= Liam Durcan =

Canadian neurologist

Liam Durcan is a Canadian neurologist at the Montreal Neurological Hospital and an Assistant Professor at McGill University. He has published two novels and a collection of short stories: A Short Journey by Car (Véhicule Press 2004), Garcia's Heart (McClelland & Stewart 2008), and The Measure of Darkness (Bellevue Literary Press 2016). Born in Winnipeg, Durcan lived in Detroit briefly as a child, and has been at the Montreal Neurological Institute since 1994.

== Writing ==
Durcan's first novel, Garcia’s Heart (McClelland & Stewart 2008) is set in Montreal. Through an act of graffiti tagging its protagonist Patrick, an entrepreneur in the medical industry who grew up in Montreal, crosses paths with Hernan Garcia, who runs a corner store or dépanneur. As the story unfolds, we find that Garcia was a doctor in Central America prior to arriving in Montreal. Garcia did work for a Central American government that has him on trial at the International Court of Justice at The Hague. Patrick attends Garcia's trial trying to sort out his feelings for his former mentor in light of the new evidence. His endeavour is further complicated when Garcia's daughter - Patrick's first girlfriend - appears. Garcia's Heart won the 2008 Arthur Ellis Award for best first novel.

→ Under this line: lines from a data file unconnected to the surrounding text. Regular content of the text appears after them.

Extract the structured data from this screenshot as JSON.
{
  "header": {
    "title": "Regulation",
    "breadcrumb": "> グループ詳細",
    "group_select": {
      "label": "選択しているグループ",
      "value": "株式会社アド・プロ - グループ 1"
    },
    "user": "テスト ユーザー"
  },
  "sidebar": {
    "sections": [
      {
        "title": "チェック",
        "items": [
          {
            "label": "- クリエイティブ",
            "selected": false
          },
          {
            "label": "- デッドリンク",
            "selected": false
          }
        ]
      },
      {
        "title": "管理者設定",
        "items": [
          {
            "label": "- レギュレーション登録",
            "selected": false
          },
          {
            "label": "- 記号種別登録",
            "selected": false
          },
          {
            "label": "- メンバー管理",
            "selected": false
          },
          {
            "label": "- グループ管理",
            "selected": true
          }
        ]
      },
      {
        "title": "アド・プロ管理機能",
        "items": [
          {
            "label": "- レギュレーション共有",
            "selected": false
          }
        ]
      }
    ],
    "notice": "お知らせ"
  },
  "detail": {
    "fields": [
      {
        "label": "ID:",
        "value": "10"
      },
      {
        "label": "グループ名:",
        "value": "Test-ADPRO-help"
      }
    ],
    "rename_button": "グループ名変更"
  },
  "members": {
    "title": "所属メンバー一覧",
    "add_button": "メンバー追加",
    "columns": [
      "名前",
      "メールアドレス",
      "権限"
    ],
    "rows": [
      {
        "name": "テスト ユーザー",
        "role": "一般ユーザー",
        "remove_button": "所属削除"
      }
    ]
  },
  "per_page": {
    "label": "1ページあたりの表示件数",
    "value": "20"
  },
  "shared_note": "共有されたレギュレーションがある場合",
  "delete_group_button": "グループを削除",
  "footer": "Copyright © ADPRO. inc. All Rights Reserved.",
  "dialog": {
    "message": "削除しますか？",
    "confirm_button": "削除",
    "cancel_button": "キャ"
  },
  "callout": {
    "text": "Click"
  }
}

The Measure of Darkness (Bellevue Literary Press 2016) is Durcan's second novel, and describes the life of an architect, Martin, who has suffered neglect and a severe brain injury as a result of a car accident. Martin cannot remember events from the days leading up to his accident. Relations within Martin's family reflect neglect: he's twice divorced and estranged from his two daughters, though one is an architect at the firm he founded. Martin's brother, who he hasn't seen in decades, comes to help him during his convalescence. While recovering, Martin recalls researching Konstantin Melnikov, a Russian architect during the Soviet era, during his undergraduate days. Martin and his supervising professor visited Melnikov in Moscow. Thoughts of Melnikov help pull Martin through his recovery. Of the novel, Durcan said "there was a story that I needed to tell, perhaps just for myself."

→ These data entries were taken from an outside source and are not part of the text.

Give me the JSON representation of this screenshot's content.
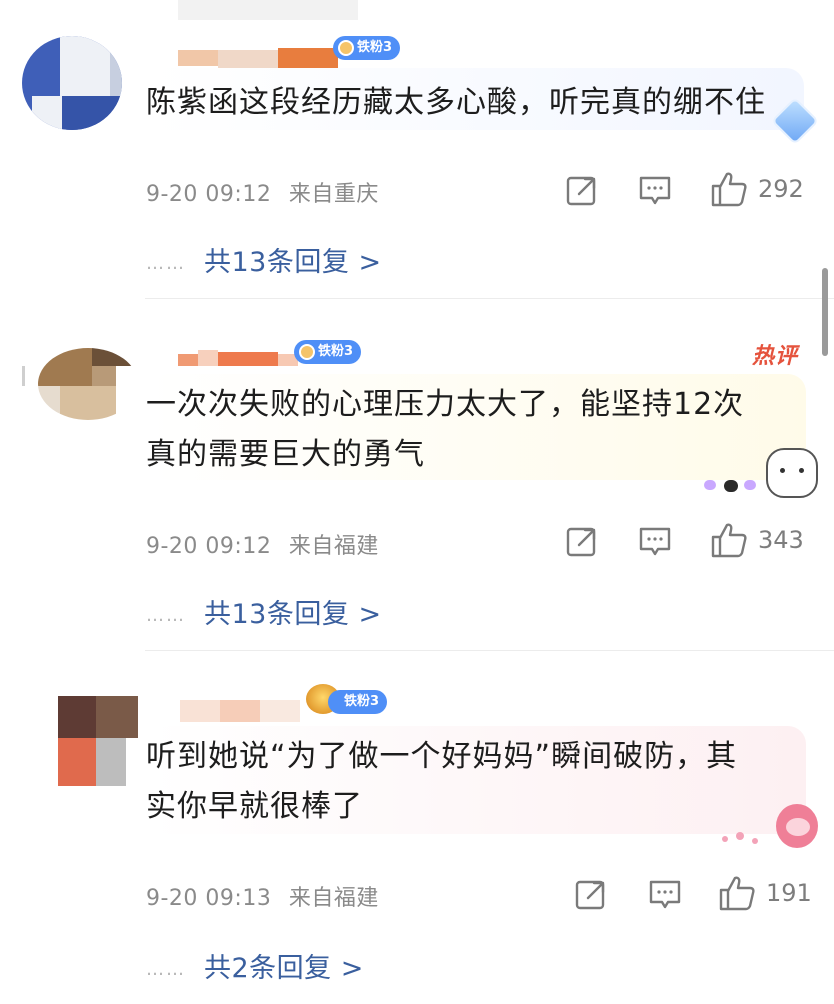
{
  "comments": [
    {
      "badge": "铁粉3",
      "text": "陈紫函这段经历藏太多心酸，听完真的绷不住",
      "date": "9-20 09:12",
      "location": "来自重庆",
      "likes": "292",
      "replies": "共13条回复 >",
      "dots": "……"
    },
    {
      "badge": "铁粉3",
      "hot": "热评",
      "text": "一次次失败的心理压力太大了，能坚持12次\n真的需要巨大的勇气",
      "date": "9-20 09:12",
      "location": "来自福建",
      "likes": "343",
      "replies": "共13条回复 >",
      "dots": "……"
    },
    {
      "badge": "铁粉3",
      "text": "听到她说“为了做一个好妈妈”瞬间破防，其\n实你早就很棒了",
      "date": "9-20 09:13",
      "location": "来自福建",
      "likes": "191",
      "replies": "共2条回复 >",
      "dots": "……"
    }
  ],
  "icons": {
    "share": "share-icon",
    "comment": "comment-icon",
    "like": "thumbs-up-icon"
  },
  "colors": {
    "badge": "#4f8ff7",
    "reply_link": "#3a5f9e",
    "meta": "#8a8a8a",
    "hot": "#e5533d"
  }
}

The short story collection A Short Journey by Car (Véhicule Press 2004) was chosen as one of The Globe and Mail's Top 100 books of 2004.Quill & Quire says of Durcan, "even when he’s falling flat, Durcan is a smooth and confident writer. Some hit-and-miss is inevitable in a collection of this breadth, and Short Journey’s good stuff bodes well for the author’s future work."

Durcan's short fiction has been published in The Fiddlehead, Zoetrope, The Antigonish Review, and Maisonneuve.

== Awards ==
Durcan won the 2004 QWF/CBC Quebec short story competition for Kick (published in A Short Journey by Car), has been nominated for the Journey Prize, and was long-listed for the 2009 Dublin IMPAC prize for his debut novel, Garcia’s Heart.